All the main contestants in the fray are focussing mainly on people-to-people contact, covering the large area and topographically divergent constituency. United Democratic Front’s (UDF) Dean Kuriakose of the Congress, who has entered the second phase of campaigning, says it a difficult task to seek votes personally within the limited time available to him.
However, he is trying his best to do that, listening to local issues such as shortage of drinking water, lack of proper road connectivity, and inadequate healthcare facilities, especially in the remote areas. “My aim is to cover the maximum area in a limited time,” says Mr. Kuriakose.
At roadside conventions, the Congress candidate highlights the good work done by the UDF government in the State and the need to bring a secular government led by the Congress under the leadership of Rahul Gandhi at the Centre. He also focusses on the importance of the youth in shaping the future of the country, with development and social security for the poor getting equal importance.
To questions on the Kasturirangan committee recommendations, his is a standard reply: he would do everything possible to protect the farmers. No other State government has done as much to protect the farmers in the Western Ghats as the one in Kerala, he points out.
The constituency has been a stronghold of the UDF, and P.T. Thomas of the Congress had won here with a margin of over 74,000 votes in 2009.
The big question is whether the Congress would be able to repeat that victory post-Kasturirangan report.
Not so hot a topic
While the report is a key discussion point in the high ranges, it is not so in the lower reaches – Muvattupuzha, Kothamangalam, and Thodupuzha.
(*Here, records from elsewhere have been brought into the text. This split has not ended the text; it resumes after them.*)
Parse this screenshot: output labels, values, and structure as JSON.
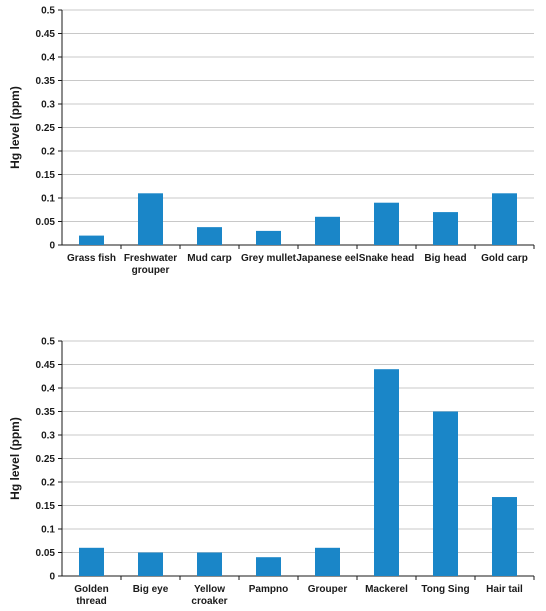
{
  "chart_data": [
    {
      "type": "bar",
      "title": "",
      "xlabel": "",
      "ylabel": "Hg level (ppm)",
      "ylim": [
        0,
        0.5
      ],
      "yticks": [
        "0",
        "0.05",
        "0.1",
        "0.15",
        "0.2",
        "0.25",
        "0.3",
        "0.35",
        "0.4",
        "0.45",
        "0.5"
      ],
      "grid": true,
      "bar_color": "#1a86c8",
      "categories": [
        "Grass fish",
        "Freshwater grouper",
        "Mud carp",
        "Grey mullet",
        "Japanese eel",
        "Snake head",
        "Big head",
        "Gold carp"
      ],
      "category_lines": [
        [
          "Grass fish"
        ],
        [
          "Freshwater",
          "grouper"
        ],
        [
          "Mud carp"
        ],
        [
          "Grey mullet"
        ],
        [
          "Japanese eel"
        ],
        [
          "Snake head"
        ],
        [
          "Big head"
        ],
        [
          "Gold carp"
        ]
      ],
      "values": [
        0.02,
        0.11,
        0.038,
        0.03,
        0.06,
        0.09,
        0.07,
        0.11
      ]
    },
    {
      "type": "bar",
      "title": "",
      "xlabel": "",
      "ylabel": "Hg level (ppm)",
      "ylim": [
        0,
        0.5
      ],
      "yticks": [
        "0",
        "0.05",
        "0.1",
        "0.15",
        "0.2",
        "0.25",
        "0.3",
        "0.35",
        "0.4",
        "0.45",
        "0.5"
      ],
      "grid": true,
      "bar_color": "#1a86c8",
      "categories": [
        "Golden thread",
        "Big eye",
        "Yellow croaker",
        "Pampno",
        "Grouper",
        "Mackerel",
        "Tong Sing",
        "Hair tail"
      ],
      "category_lines": [
        [
          "Golden",
          "thread"
        ],
        [
          "Big eye"
        ],
        [
          "Yellow",
          "croaker"
        ],
        [
          "Pampno"
        ],
        [
          "Grouper"
        ],
        [
          "Mackerel"
        ],
        [
          "Tong Sing"
        ],
        [
          "Hair tail"
        ]
      ],
      "values": [
        0.06,
        0.05,
        0.05,
        0.04,
        0.06,
        0.44,
        0.35,
        0.168
      ]
    }
  ]
}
In the estate areas too, the Kasturirangan report is not a major topic of discussion.
Left Democratic Front-backed Independent Joice George is also moving at a frenetic pace with his focus on the rural areas.
At campaign meetings, he says that he came on the poll scene accidentally and that he will stand by the people who are at the receiving end of the Madhav Gadgil and Kasturirangan reports on the Western Ghats.
The High Range Protection Council has also put up some posters in the constituency soliciting votes for Mr. George, who was its legal adviser.
What is becoming increasingly evident as the polling date nears is that political leaders who were in the forefront of the struggle against the Kasturirangan committee recommendations under the banner of the High Range Protection Council have gone their different ways and are now engaged in the election campaign on political lines.
However, an LDF leader said: “The high ranges had witnessed a number of agitations against the report and how it will influence the voters is a key question.”
The BJP, which has taken an entirely different stand on the Western Ghats issue rooting for the Gadgil committee recommendations, is stressing on the ‘Gujarat development model.’
Its candidate Sabu Varghese is seeking votes for a change of governance.
Unlike other constituencies, Idukki’s specialty is that its voting population encompass a vastly divergent range including estate workers of Tamil origin, settler-farmers in the high and low ranges, tribespeople in the high ranges and business community and professionals in the lower reaches.